Mathematiker, geb. 7.1.1871 Saint-Affrique (Aveyron), gest. 3.2.1956 Paris.

Borel, Sohn eines Dorfpfarres, besuchte ab 1882 die Schule in Montauban, studierte 1889-1893 an der Ecole Normale Superieure in Paris, promovierte 1894 und lehrte dann drei Jahre an der Universität Lille. 1897 kehrte er als Professor an die Ecole Normale zurück. Ab 1909 hatte er gleichzeitig eine Professur für Funktionentheorie an der Sorbonne inne. Nach dem ersten Weltkrieg legte er alle offiziellen Ämter an der Ecole Normale nieder und wechselte an der Sorbonne 1920 auf den Lehrstuhl für Wahrscheinlichkeitsrechnung und Statistik, den er bis zur Emeritierung 1940 inne hatte.

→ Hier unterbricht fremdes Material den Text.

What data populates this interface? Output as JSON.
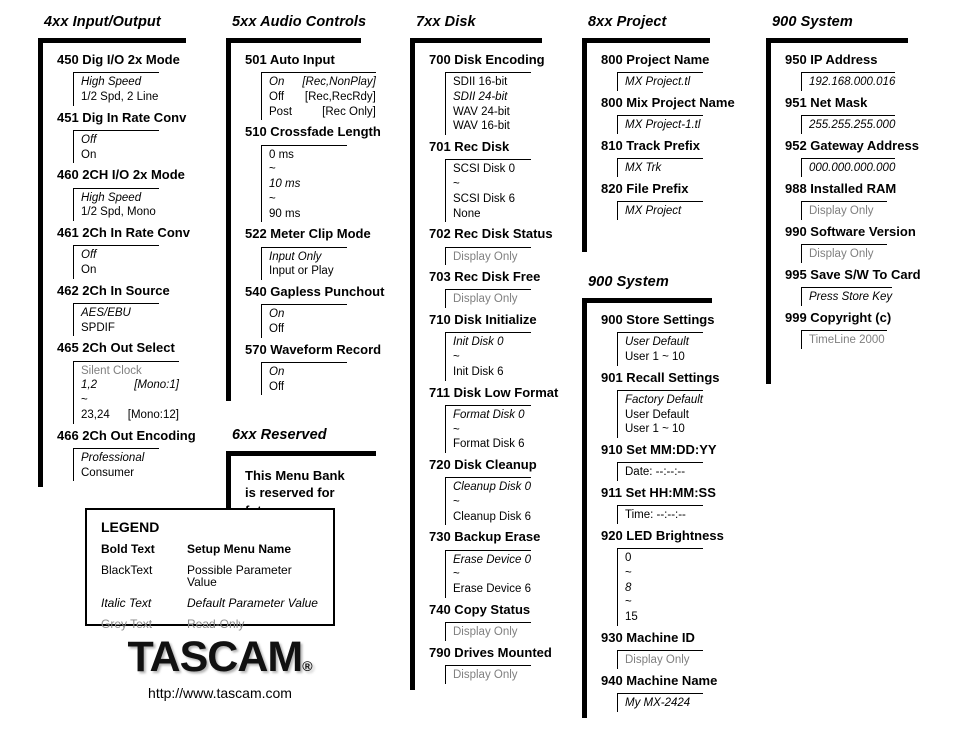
{
  "legend": {
    "title": "LEGEND",
    "rows": [
      {
        "key": "Bold Text",
        "desc": "Setup Menu Name"
      },
      {
        "key": "BlackText",
        "desc": "Possible Parameter Value"
      },
      {
        "key": "Italic Text",
        "desc": "Default Parameter Value"
      },
      {
        "key": "Grey Text",
        "desc": "Read-Only"
      }
    ]
  },
  "brand": {
    "logo": "TASCAM",
    "registered": "®",
    "url": "http://www.tascam.com"
  },
  "banks": [
    {
      "title": "4xx Input/Output",
      "entries": [
        {
          "name": "450 Dig I/O 2x Mode",
          "values": [
            {
              "text": "High Speed",
              "style": "default"
            },
            {
              "text": "1/2 Spd, 2 Line",
              "style": "normal"
            }
          ]
        },
        {
          "name": "451 Dig In Rate Conv",
          "values": [
            {
              "text": "Off",
              "style": "default"
            },
            {
              "text": "On",
              "style": "normal"
            }
          ]
        },
        {
          "name": "460 2CH I/O 2x Mode",
          "values": [
            {
              "text": "High Speed",
              "style": "default"
            },
            {
              "text": "1/2 Spd, Mono",
              "style": "normal"
            }
          ]
        },
        {
          "name": "461 2Ch In Rate Conv",
          "values": [
            {
              "text": "Off",
              "style": "default"
            },
            {
              "text": "On",
              "style": "normal"
            }
          ]
        },
        {
          "name": "462 2Ch In Source",
          "values": [
            {
              "text": "AES/EBU",
              "style": "default"
            },
            {
              "text": "SPDIF",
              "style": "normal"
            }
          ]
        },
        {
          "name": "465 2Ch Out Select",
          "values": [
            {
              "text": "Silent Clock",
              "style": "readonly"
            },
            {
              "left": "1,2",
              "right": "[Mono:1]",
              "style": "default"
            },
            {
              "text": "~",
              "style": "normal"
            },
            {
              "left": "23,24",
              "right": "[Mono:12]",
              "style": "normal"
            }
          ]
        },
        {
          "name": "466 2Ch Out Encoding",
          "values": [
            {
              "text": "Professional",
              "style": "default"
            },
            {
              "text": "Consumer",
              "style": "normal"
            }
          ]
        }
      ]
    },
    {
      "title": "5xx Audio Controls",
      "entries": [
        {
          "name": "501 Auto Input",
          "values": [
            {
              "left": "On",
              "right": "[Rec,NonPlay]",
              "style": "default"
            },
            {
              "left": "Off",
              "right": "[Rec,RecRdy]",
              "style": "normal"
            },
            {
              "left": "Post",
              "right": "[Rec Only]",
              "style": "normal"
            }
          ]
        },
        {
          "name": "510 Crossfade Length",
          "values": [
            {
              "text": "0 ms",
              "style": "normal"
            },
            {
              "text": "~",
              "style": "normal"
            },
            {
              "text": "10 ms",
              "style": "default"
            },
            {
              "text": "~",
              "style": "normal"
            },
            {
              "text": "90 ms",
              "style": "normal"
            }
          ]
        },
        {
          "name": "522 Meter Clip Mode",
          "values": [
            {
              "text": "Input Only",
              "style": "default"
            },
            {
              "text": "Input or Play",
              "style": "normal"
            }
          ]
        },
        {
          "name": "540 Gapless Punchout",
          "values": [
            {
              "text": "On",
              "style": "default"
            },
            {
              "text": "Off",
              "style": "normal"
            }
          ]
        },
        {
          "name": "570 Waveform Record",
          "values": [
            {
              "text": "On",
              "style": "default"
            },
            {
              "text": "Off",
              "style": "normal"
            }
          ]
        }
      ]
    },
    {
      "title": "6xx Reserved",
      "reserved_lines": [
        "This Menu Bank",
        "is reserved for",
        "future use"
      ],
      "entries": []
    },
    {
      "title": "7xx Disk",
      "entries": [
        {
          "name": "700 Disk Encoding",
          "values": [
            {
              "text": "SDII 16-bit",
              "style": "normal"
            },
            {
              "text": "SDII 24-bit",
              "style": "default"
            },
            {
              "text": "WAV 24-bit",
              "style": "normal"
            },
            {
              "text": "WAV 16-bit",
              "style": "normal"
            }
          ]
        },
        {
          "name": "701 Rec Disk",
          "values": [
            {
              "text": "SCSI Disk 0",
              "style": "normal"
            },
            {
              "text": "~",
              "style": "normal"
            },
            {
              "text": "SCSI Disk 6",
              "style": "normal"
            },
            {
              "text": "None",
              "style": "normal"
            }
          ]
        },
        {
          "name": "702 Rec Disk Status",
          "values": [
            {
              "text": "Display Only",
              "style": "readonly"
            }
          ]
        },
        {
          "name": "703 Rec Disk Free",
          "values": [
            {
              "text": "Display Only",
              "style": "readonly"
            }
          ]
        },
        {
          "name": "710 Disk Initialize",
          "values": [
            {
              "text": "Init Disk 0",
              "style": "default"
            },
            {
              "text": "~",
              "style": "normal"
            },
            {
              "text": "Init Disk 6",
              "style": "normal"
            }
          ]
        },
        {
          "name": "711 Disk Low Format",
          "values": [
            {
              "text": "Format Disk 0",
              "style": "default"
            },
            {
              "text": "~",
              "style": "normal"
            },
            {
              "text": "Format Disk 6",
              "style": "normal"
            }
          ]
        },
        {
          "name": "720 Disk Cleanup",
          "values": [
            {
              "text": "Cleanup Disk 0",
              "style": "default"
            },
            {
              "text": "~",
              "style": "normal"
            },
            {
              "text": "Cleanup Disk 6",
              "style": "normal"
            }
          ]
        },
        {
          "name": "730 Backup Erase",
          "values": [
            {
              "text": "Erase Device 0",
              "style": "default"
            },
            {
              "text": "~",
              "style": "normal"
            },
            {
              "text": "Erase Device 6",
              "style": "normal"
            }
          ]
        },
        {
          "name": "740 Copy Status",
          "values": [
            {
              "text": "Display Only",
              "style": "readonly"
            }
          ]
        },
        {
          "name": "790 Drives Mounted",
          "values": [
            {
              "text": "Display Only",
              "style": "readonly"
            }
          ]
        }
      ]
    },
    {
      "title": "8xx Project",
      "entries": [
        {
          "name": "800 Project Name",
          "values": [
            {
              "text": "MX Project.tl",
              "style": "default"
            }
          ]
        },
        {
          "name": "800 Mix Project Name",
          "values": [
            {
              "text": "MX Project-1.tl",
              "style": "default"
            }
          ]
        },
        {
          "name": "810 Track Prefix",
          "values": [
            {
              "text": "MX Trk",
              "style": "default"
            }
          ]
        },
        {
          "name": "820 File Prefix",
          "values": [
            {
              "text": "MX Project",
              "style": "default"
            }
          ]
        }
      ]
    },
    {
      "title": "900 System",
      "entries": [
        {
          "name": "900 Store Settings",
          "values": [
            {
              "text": "User Default",
              "style": "default"
            },
            {
              "text": "User 1 ~ 10",
              "style": "normal"
            }
          ]
        },
        {
          "name": "901 Recall Settings",
          "values": [
            {
              "text": "Factory Default",
              "style": "default"
            },
            {
              "text": "User Default",
              "style": "normal"
            },
            {
              "text": "User 1 ~ 10",
              "style": "normal"
            }
          ]
        },
        {
          "name": "910 Set   MM:DD:YY",
          "values": [
            {
              "text": "Date:   --:--:--",
              "style": "normal"
            }
          ]
        },
        {
          "name": "911 Set   HH:MM:SS",
          "values": [
            {
              "text": "Time:   --:--:--",
              "style": "normal"
            }
          ]
        },
        {
          "name": "920 LED Brightness",
          "values": [
            {
              "text": "0",
              "style": "normal"
            },
            {
              "text": "~",
              "style": "normal"
            },
            {
              "text": "8",
              "style": "default"
            },
            {
              "text": "~",
              "style": "normal"
            },
            {
              "text": "15",
              "style": "normal"
            }
          ]
        },
        {
          "name": "930 Machine ID",
          "values": [
            {
              "text": "Display Only",
              "style": "readonly"
            }
          ]
        },
        {
          "name": "940 Machine Name",
          "values": [
            {
              "text": "My MX-2424",
              "style": "default"
            }
          ]
        }
      ]
    },
    {
      "title": "900 System",
      "entries": [
        {
          "name": "950 IP Address",
          "values": [
            {
              "text": "192.168.000.016",
              "style": "default"
            }
          ]
        },
        {
          "name": "951 Net Mask",
          "values": [
            {
              "text": "255.255.255.000",
              "style": "default"
            }
          ]
        },
        {
          "name": "952 Gateway Address",
          "values": [
            {
              "text": "000.000.000.000",
              "style": "default"
            }
          ]
        },
        {
          "name": "988 Installed RAM",
          "values": [
            {
              "text": "Display Only",
              "style": "readonly"
            }
          ]
        },
        {
          "name": "990 Software Version",
          "values": [
            {
              "text": "Display Only",
              "style": "readonly"
            }
          ]
        },
        {
          "name": "995 Save S/W To Card",
          "values": [
            {
              "text": "Press Store Key",
              "style": "default"
            }
          ]
        },
        {
          "name": "999 Copyright (c)",
          "values": [
            {
              "text": "TimeLine 2000",
              "style": "readonly"
            }
          ]
        }
      ]
    }
  ]
}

Borel liefert grundlegende Beiträge zur Funktionentheorie und zur Wahrscheinlichkeitsrechnung und verfaßte zahlreiche wichtige Lehrbücher, in denen er seine Ideen darstellte. In seiner 1895 publizierten Dissertation und den nachfolgenden Arbeiten entwickelte er, ausgehend von der Cauchy-Riemannschen Begründung der Funktionentheorie, wichtige Ansätze zur Theorie quasianalytischer Funktionen.

In diesem Zusammenhang mußte Borel Mengen eine Maßzahl zuordnen, für die bisherige Verfahren, etwa von Jordan, versagten, und entschloß sich, statt endlich viele, abzählbar unendlich viele Intervalle für die Überdeckung und damit unendliche Summen für die Bestimmung der Maßzahl einer vorgegebenen Menge zuzulassen.

Den Begriff Maß benutzte er erst ab 1898. Mit diesen Resultaten hat Borel die Entwicklung der Analysis maßgeblich beeinflußt. Weitere beachtliche Leistungen zur Funktionentheorie betrafen Borels Verallgemeinerung der Summation unendlicher Reihen und die Wertverteilung meromorpher Funktionen.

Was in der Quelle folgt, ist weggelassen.